El que en los campos de concentración no sólo muriese el individuo, sino el ejemplar de una
especie, tiene que afectar también a la muerte de los que escaparon a esa medida
Theodor W. Adorno, Negative Dialektik, en: Gesammelte Schriften, hg. von R. Tiedemann,
unter Mitwirkung von G. Adorno, S. Buck-Morss und K. Schultz, Band 6, Frankfurt/M,
Suhrkamp, 1997, p. 373. Traducción propia
El arte es a su otro como un imán a un campo de limaduras de hierro. A lo otro del arte
remiten no simplemente sus elementos, sino también la constelación de los mismos, eso
específicamente estético que se suele atribuir al espíritu. La identidad de la obra de arte
con la realidad existente es también la identidad de su fuerza centradora, que reúne en
torno a sí los membra disiecta de la obra, huellas de lo existente; la obra está emparentada
con el mundo mediante el principio que la distingue de él y mediante el cual el espíritu ha
equipado al mundo mismo. La síntesis mediante la obra de arte no está simplemente
adherida a sus elementos. Repite, en la medida que estos se comunican entre sí, un pedazo
de alteridad. También la síntesis tiene su fundamento en el aspecto material de las obras,
lejano al espíritu, en aquello donde ella se activa, no simplemente en sí misma. Esto une el
momento estético de la forma a la ausencia de violencia. En su diferencia respecto de lo
existente, la obra de arte se constituye necesariamente por relación con lo que ella no es,
en tanto que obra de arte, y hace de ella una obra de arte.
Adorno, T. W., Teoría estética, trad. Jorge Navarro Pérez, Madrid, Akal, 2004, pp. 17-18
Pues la libertad absoluta en el arte, es decir, en algo particular, entra en contradicción con
la situación perenne de falta de libertad en el todo [Es decir, hay libertad en esa parte de la
sociedad -en el arte-, en la medida que hay falta de libertad en el todo] En el todo, el lugar
del arte se ha vuelto incierto. La autonomía que el arte obtuvo tras quitarse su función
cultual y sus secuelas, se nutría de la idea de humanidad, por lo que se tambaleó cuanto
menos la sociedad se volvía humana. En el arte desaparecieron, como consecuencia de su
propia ley de movimiento, los constituyentes procedentes del ideal de humanidad, pero la
autonomía del arte es irrevocable.
Por un lado, la sociedad burguesa hay que entenderla como el único contexto en el cual
el arte, para Adorno, se puede volver autónomo. En la sociedad burguesa, de algún modo,
están dadas las condiciones para que los hombres proyecten en la sociedad la emancipación
social y no la circunscriban a una esfera donde esa posibilidad permanecería intacta pero
irrealizable. Pero la emancipación social no sucede (pensemos, fundamentalmente, en la
brevedad de la Comuna, en 1871 y en la represión a los comuneros). Por lo tanto, se trataría de
pensar esa libertad que queda irrealizada en la sociedad e intacta en el arte como una libertad
que es proporcional a la falta de libertad (o al grado de opresión) en el todo (en la sociedad
devenida un todo). Esa libertad que reina en el arte no es una libertad que le pertenezca
intrínsecamente, sino que le pertenece a la sociedad.

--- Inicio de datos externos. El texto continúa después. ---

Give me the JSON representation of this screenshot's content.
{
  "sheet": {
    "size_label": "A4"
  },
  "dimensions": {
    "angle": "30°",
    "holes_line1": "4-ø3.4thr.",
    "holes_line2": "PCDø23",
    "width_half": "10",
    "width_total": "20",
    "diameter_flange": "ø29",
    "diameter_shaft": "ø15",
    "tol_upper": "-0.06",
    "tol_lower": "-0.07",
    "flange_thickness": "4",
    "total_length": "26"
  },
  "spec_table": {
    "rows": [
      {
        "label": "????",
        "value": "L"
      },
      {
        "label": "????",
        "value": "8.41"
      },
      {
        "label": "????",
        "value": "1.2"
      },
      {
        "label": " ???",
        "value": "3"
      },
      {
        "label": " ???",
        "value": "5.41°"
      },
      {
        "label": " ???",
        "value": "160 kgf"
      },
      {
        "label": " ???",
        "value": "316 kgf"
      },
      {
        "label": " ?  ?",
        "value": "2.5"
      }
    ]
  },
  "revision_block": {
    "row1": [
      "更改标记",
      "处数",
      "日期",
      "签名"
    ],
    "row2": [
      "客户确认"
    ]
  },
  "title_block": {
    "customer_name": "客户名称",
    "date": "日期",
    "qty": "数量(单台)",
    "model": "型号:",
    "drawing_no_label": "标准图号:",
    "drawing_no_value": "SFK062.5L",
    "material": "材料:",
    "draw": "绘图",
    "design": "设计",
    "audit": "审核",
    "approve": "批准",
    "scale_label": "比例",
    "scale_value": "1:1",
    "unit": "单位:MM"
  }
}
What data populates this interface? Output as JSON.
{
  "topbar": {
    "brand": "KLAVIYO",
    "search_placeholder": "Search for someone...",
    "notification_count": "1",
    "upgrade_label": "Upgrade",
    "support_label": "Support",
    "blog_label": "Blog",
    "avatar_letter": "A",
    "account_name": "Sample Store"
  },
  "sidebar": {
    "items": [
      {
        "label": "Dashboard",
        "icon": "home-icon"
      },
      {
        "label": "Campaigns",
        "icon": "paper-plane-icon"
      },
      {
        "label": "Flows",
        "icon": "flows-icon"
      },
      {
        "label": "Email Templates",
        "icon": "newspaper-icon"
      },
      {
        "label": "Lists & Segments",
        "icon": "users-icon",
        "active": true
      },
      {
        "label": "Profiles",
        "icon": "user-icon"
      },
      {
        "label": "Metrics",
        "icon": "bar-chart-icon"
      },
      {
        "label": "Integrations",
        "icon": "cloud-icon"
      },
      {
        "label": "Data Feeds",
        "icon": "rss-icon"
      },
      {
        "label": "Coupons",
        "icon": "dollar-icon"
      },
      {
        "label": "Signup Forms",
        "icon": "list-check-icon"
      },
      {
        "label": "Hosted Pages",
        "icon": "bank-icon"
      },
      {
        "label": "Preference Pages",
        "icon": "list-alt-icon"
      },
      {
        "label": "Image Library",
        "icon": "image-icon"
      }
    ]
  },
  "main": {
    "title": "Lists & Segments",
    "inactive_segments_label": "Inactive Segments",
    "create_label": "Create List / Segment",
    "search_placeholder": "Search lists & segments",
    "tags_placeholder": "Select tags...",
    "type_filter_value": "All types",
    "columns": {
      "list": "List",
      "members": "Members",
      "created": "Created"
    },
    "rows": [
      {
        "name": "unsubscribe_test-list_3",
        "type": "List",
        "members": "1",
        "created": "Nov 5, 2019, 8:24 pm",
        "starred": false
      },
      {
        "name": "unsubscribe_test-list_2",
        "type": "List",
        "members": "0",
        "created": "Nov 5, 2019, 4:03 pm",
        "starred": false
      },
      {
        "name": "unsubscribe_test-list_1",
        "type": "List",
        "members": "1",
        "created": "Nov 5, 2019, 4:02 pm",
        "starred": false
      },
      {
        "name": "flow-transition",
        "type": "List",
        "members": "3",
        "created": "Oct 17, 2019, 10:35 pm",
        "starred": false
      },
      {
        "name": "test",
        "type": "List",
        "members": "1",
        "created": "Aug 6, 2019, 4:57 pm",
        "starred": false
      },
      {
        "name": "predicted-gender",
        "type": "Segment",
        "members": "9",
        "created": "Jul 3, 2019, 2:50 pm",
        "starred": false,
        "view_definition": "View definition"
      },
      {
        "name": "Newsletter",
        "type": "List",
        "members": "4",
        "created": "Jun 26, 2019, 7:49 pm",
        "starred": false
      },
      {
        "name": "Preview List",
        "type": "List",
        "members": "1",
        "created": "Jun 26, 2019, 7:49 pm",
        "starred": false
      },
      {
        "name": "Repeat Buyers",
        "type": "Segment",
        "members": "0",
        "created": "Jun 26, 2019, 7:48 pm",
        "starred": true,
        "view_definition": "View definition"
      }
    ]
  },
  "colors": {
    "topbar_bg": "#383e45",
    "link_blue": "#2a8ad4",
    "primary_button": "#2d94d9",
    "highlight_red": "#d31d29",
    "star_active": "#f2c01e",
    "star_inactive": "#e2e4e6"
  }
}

Ahora bien, esa libertad reinante en el arte, en tanto prestada, en la medida que no se
realiza socialmente, tiene la posibilidad de desarrollarse no absolutamente sin obstáculos pero,
por lo menos, con otro tipo de obstáculos que no son los que puede tener la libertad social. Si
las libertades sociales son siempre restrictas, la libertad del arte no es irrestricta pero tiene
otras restricciones que las sociales. Se trata de las restricciones propias de la forma. La forma
es la racionalidad de la obra de arte.